TOBY HAY – The Longest Day
(The State51 Conspiracy, 2018)
Già nel suo debutto “The Gathering”, pubblicato all’inizio dello scorso anno, Toby Hay aveva dimostrato l’estensione del proprio orizzonte di chitarrista solitario ben al di là dei confini geografici della tradizione americana e di quelli stilistici del mero virtuosismo esecutivo.
Il secondo album “The Longest Day” rappresenta dunque il naturale stadio di sviluppo della personalità dell’artista gallese, il cui picking acustico sulla sei o dodici corde permane al centro di otto brani strumentali, nei quali è tuttavia affiancato da contrabbasso, percussioni, violino e sax. Dall’interazione degli elementi di tale piccolo ensemble, risulta una sequenza di variopinte istantanee sonore, sospese tra cinematici richiami alle distese selvagge d’oltreoceano e una varietà di suggestioni in qualche misura “atmosferiche”. Al mutare degli immaginari di riferimento, le esecuzioni di Hay si fanno ora decise e vigorose, in una declinazione del ritualismo aperta a tradizioni musicali orientali o africane, ora placido complemento di dialoghi strumentali di consistenza vellutata.

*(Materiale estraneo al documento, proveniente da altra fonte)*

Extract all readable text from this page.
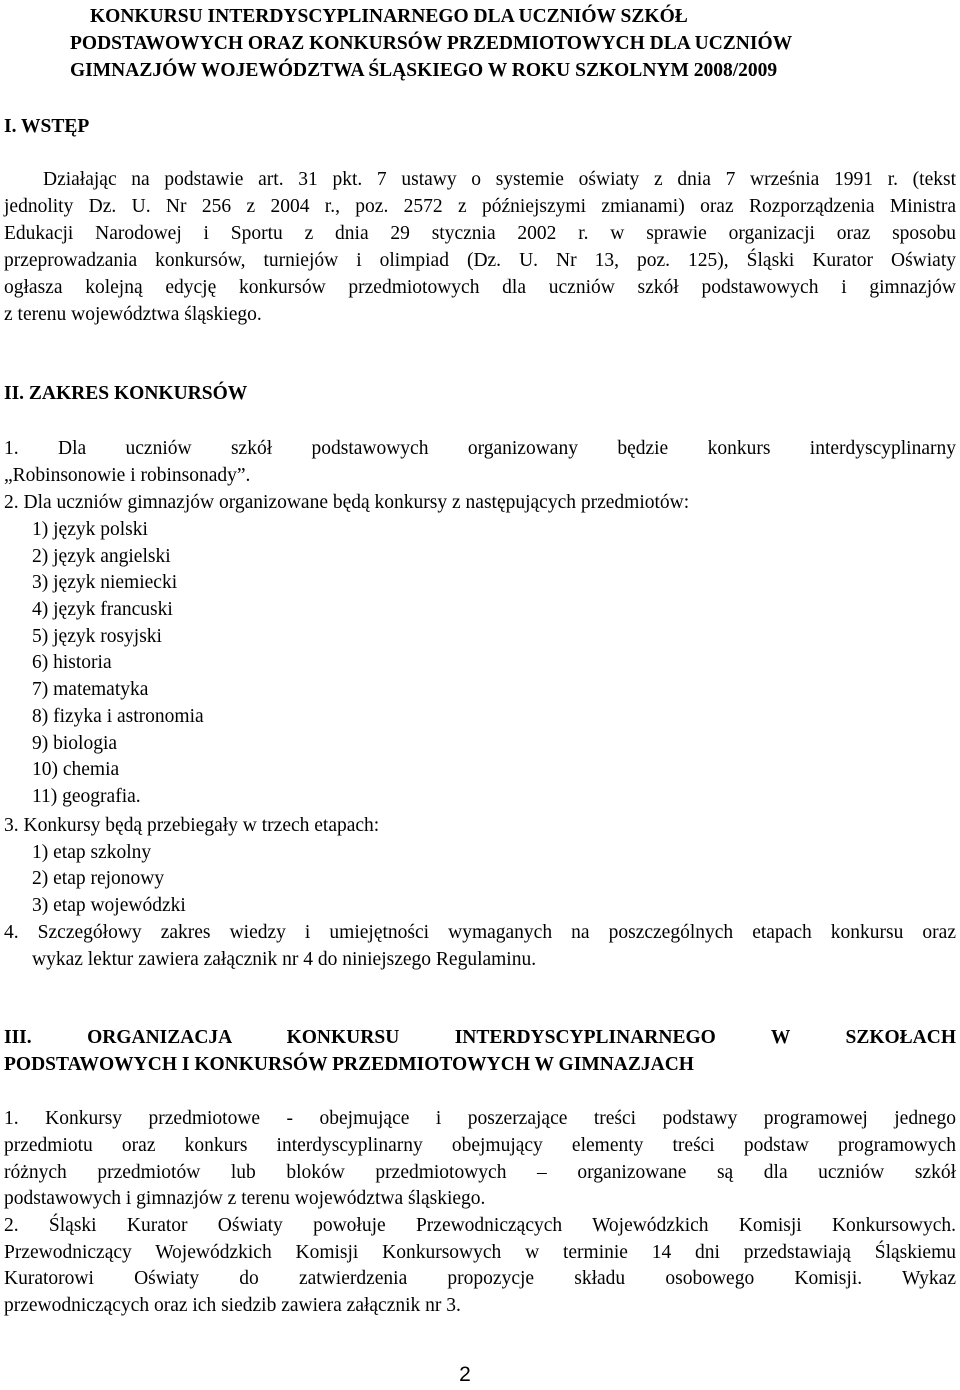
KONKURSU INTERDYSCYPLINARNEGO DLA UCZNIÓW SZKÓŁ
PODSTAWOWYCH ORAZ KONKURSÓW PRZEDMIOTOWYCH DLA UCZNIÓW
GIMNAZJÓW WOJEWÓDZTWA ŚLĄSKIEGO W ROKU SZKOLNYM 2008/2009
I. WSTĘP
Działając na podstawie art. 31 pkt. 7 ustawy o systemie oświaty z dnia 7 września 1991 r. (tekst
jednolity Dz. U. Nr 256 z 2004 r., poz. 2572 z późniejszymi zmianami) oraz Rozporządzenia Ministra
Edukacji Narodowej i Sportu z dnia 29 stycznia 2002 r. w sprawie organizacji oraz sposobu
przeprowadzania konkursów, turniejów i olimpiad (Dz. U. Nr 13, poz. 125), Śląski Kurator Oświaty
ogłasza kolejną edycję konkursów przedmiotowych dla uczniów szkół podstawowych i gimnazjów
z terenu województwa śląskiego.
II. ZAKRES KONKURSÓW
1. Dla uczniów szkół podstawowych organizowany będzie konkurs interdyscyplinarny
„Robinsonowie i robinsonady”.
2. Dla uczniów gimnazjów organizowane będą konkursy z następujących przedmiotów:
1) język polski
2) język angielski
3) język niemiecki
4) język francuski
5) język rosyjski
6) historia
7) matematyka
8) fizyka i astronomia
9) biologia
10) chemia
11) geografia.
3. Konkursy będą przebiegały w trzech etapach:
1) etap szkolny
2) etap rejonowy
3) etap wojewódzki
4. Szczegółowy zakres wiedzy i umiejętności wymaganych na poszczególnych etapach konkursu oraz
wykaz lektur zawiera załącznik nr 4 do niniejszego Regulaminu.
III. ORGANIZACJA KONKURSU INTERDYSCYPLINARNEGO W SZKOŁACH
PODSTAWOWYCH I KONKURSÓW PRZEDMIOTOWYCH W GIMNAZJACH
1. Konkursy przedmiotowe - obejmujące i poszerzające treści podstawy programowej jednego
przedmiotu oraz konkurs interdyscyplinarny obejmujący elementy treści podstaw programowych
różnych przedmiotów lub bloków przedmiotowych – organizowane są dla uczniów szkół
podstawowych i gimnazjów z terenu województwa śląskiego.
2. Śląski Kurator Oświaty powołuje Przewodniczących Wojewódzkich Komisji Konkursowych.
Przewodniczący Wojewódzkich Komisji Konkursowych w terminie 14 dni przedstawiają Śląskiemu
Kuratorowi Oświaty do zatwierdzenia propozycje składu osobowego Komisji. Wykaz
przewodniczących oraz ich siedzib zawiera załącznik nr 3.
2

Non sovviene infatti solo un’America da cartolina tra i solchi di “The Longest Day” (“Leaving Chicago”, “Curlew (part 1), ma anche rigogliosi scorci di romanticismo bucolico (“Late Summer in Boscastle”), che in conclusione scolorano in un’ambience incantata “At The Bright Hem Of God”, suggellando la proiezione dell’artista gallese dal fingerpciking di base verso una compiuta formula di “camerismo acustico”.